Gordmans Stores plans to open a new store next month in its hometown of Omaha in April, the first of five new units the apparel and home décor retailer has planned for the year.

Gordmans launched its e-commerce site last year and opened six new stores to end the year with 102 locations while turning in a weak sales and profit performance. The addition of selling space enabled the company to increase sales 0.9% to $205.7 million while same store sales decreased 2.2% during the fourth quarter ended Jan. 30. Net income for period fell to $1.1 million, six cents a share, from $2.3 million, or 12 cents a share, the prior year.
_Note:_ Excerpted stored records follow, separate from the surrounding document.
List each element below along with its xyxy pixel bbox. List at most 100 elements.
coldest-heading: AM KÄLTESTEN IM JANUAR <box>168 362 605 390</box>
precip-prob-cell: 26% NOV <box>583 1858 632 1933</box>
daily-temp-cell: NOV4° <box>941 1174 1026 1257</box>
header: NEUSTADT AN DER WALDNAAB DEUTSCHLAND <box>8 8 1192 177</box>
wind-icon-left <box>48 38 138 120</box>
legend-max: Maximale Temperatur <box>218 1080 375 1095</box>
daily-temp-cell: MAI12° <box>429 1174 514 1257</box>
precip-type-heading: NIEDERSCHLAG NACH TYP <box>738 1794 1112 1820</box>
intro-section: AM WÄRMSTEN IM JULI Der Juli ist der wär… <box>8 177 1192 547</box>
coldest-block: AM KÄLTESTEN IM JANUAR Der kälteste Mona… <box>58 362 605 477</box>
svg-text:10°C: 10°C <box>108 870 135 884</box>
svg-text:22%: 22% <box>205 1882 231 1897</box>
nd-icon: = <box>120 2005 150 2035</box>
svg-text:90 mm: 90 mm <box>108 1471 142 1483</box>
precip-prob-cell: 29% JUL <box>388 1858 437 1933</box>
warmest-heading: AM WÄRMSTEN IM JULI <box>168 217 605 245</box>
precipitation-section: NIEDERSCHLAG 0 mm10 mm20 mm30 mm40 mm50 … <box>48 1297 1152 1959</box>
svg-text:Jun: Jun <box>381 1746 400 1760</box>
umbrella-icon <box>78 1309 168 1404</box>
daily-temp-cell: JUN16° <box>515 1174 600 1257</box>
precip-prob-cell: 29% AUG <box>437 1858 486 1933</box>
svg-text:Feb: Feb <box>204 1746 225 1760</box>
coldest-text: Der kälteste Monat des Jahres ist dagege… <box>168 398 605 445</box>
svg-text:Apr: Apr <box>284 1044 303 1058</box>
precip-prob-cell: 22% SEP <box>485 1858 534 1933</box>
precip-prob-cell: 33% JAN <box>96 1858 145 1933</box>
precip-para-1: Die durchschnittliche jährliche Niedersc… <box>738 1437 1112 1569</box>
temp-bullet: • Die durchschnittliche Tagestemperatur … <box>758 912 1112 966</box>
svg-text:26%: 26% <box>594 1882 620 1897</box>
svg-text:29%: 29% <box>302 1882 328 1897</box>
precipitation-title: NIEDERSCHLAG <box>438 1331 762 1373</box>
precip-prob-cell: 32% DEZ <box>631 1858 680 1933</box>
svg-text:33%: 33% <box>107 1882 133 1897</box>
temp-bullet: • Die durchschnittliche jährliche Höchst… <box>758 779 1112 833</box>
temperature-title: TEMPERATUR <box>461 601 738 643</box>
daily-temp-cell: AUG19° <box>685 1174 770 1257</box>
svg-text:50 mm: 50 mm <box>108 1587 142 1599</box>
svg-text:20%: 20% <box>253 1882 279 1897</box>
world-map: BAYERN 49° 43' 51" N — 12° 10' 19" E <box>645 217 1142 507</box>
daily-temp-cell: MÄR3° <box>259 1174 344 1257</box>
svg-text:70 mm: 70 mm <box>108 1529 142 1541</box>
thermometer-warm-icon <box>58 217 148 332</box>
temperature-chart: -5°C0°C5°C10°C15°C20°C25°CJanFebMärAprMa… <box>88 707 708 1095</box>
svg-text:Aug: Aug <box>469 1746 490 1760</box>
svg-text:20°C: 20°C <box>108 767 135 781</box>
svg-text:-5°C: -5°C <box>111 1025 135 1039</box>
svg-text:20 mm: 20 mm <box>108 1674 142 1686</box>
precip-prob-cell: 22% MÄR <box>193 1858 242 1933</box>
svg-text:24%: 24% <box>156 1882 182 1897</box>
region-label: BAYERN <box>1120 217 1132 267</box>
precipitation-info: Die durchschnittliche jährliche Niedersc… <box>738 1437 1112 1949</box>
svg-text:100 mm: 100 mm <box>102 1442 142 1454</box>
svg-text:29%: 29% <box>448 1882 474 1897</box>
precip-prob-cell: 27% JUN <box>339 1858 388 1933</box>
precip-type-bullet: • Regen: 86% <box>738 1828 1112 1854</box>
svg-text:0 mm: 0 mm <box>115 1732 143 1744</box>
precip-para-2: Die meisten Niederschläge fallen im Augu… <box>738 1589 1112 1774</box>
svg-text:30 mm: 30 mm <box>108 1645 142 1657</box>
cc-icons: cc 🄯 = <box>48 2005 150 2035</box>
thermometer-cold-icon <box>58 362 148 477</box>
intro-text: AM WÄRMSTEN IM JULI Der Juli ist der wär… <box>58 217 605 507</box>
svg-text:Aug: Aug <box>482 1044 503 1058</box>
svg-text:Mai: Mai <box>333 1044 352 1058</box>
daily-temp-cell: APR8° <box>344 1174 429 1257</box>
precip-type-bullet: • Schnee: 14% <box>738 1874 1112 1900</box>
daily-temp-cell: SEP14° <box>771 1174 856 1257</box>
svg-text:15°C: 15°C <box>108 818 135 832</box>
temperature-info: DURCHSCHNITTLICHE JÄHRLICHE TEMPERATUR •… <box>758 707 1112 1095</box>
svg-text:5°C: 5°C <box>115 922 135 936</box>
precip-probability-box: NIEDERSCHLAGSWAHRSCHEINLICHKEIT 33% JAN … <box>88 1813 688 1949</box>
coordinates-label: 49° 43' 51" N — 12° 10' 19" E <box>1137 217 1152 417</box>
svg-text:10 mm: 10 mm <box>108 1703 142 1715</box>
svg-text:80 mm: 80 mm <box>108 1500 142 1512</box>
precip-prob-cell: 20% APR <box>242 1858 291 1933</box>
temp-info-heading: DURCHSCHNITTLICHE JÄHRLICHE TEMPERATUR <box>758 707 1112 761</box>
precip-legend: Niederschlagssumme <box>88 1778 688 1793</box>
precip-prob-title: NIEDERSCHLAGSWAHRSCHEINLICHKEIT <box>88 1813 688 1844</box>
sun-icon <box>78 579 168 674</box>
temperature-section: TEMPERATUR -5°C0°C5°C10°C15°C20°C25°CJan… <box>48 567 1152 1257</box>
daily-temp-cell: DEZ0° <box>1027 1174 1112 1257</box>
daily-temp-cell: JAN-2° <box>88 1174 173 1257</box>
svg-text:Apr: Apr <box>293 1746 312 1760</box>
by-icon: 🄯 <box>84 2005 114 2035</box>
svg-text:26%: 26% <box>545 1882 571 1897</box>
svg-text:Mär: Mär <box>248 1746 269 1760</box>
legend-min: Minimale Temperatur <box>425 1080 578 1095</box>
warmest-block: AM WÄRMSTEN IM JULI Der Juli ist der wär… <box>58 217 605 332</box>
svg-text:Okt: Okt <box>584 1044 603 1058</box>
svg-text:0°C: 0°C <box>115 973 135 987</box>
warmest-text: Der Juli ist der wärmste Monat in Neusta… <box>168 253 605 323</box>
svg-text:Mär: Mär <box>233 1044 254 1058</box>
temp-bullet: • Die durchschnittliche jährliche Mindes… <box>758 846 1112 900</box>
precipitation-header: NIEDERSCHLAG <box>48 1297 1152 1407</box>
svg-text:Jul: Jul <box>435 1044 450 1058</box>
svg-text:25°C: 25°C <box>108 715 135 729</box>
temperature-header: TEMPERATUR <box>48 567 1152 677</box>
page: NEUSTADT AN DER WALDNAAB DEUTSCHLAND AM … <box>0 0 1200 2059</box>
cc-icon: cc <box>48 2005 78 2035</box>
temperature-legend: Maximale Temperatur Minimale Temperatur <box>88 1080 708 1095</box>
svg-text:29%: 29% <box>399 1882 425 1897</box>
"During fiscal 2015 we made important progress on several strategic initiatives which contributed to a meaningful improvement in our three year comp sales trend,” said Gordmans president and CEO Andy Hall. “This included successfully launching our e-commerce channel, growing our guest loyalty program to over five million members and introducing a new branding campaign.”

To build on the company’s accomplishments, Hall said Gordmans is focused on increasing customer traffic, identifying expense savings, optimizing the supply chain, implementing a new point-of-sale system and expanding the store base. However, those initiatives won’t immediately manifest themselves in the form of improved sales and profits. First quarter same-store sales are expected to be flat to down 2% and gross margins will be under pressure as the company is clears inventory from last fall. An earnings per share loss of six cents to 10 cents is forecast.

"Our fourth quarter sales performance was more volatile than we expected due in part to unfavorable weather conditions in December and late January. This created a temporary inventory build at year end that we are clearing through during the first quarter,” Hall said.

Gordmans ended 2015 with total sales of $649 million, an increase of 2.3% from the prior year, while same-store sales declined 1.2%. The company reported a loss of $4.3 million, or 22 cents a share, compared to a prior year loss of $3.5 million, or 18 cents a share.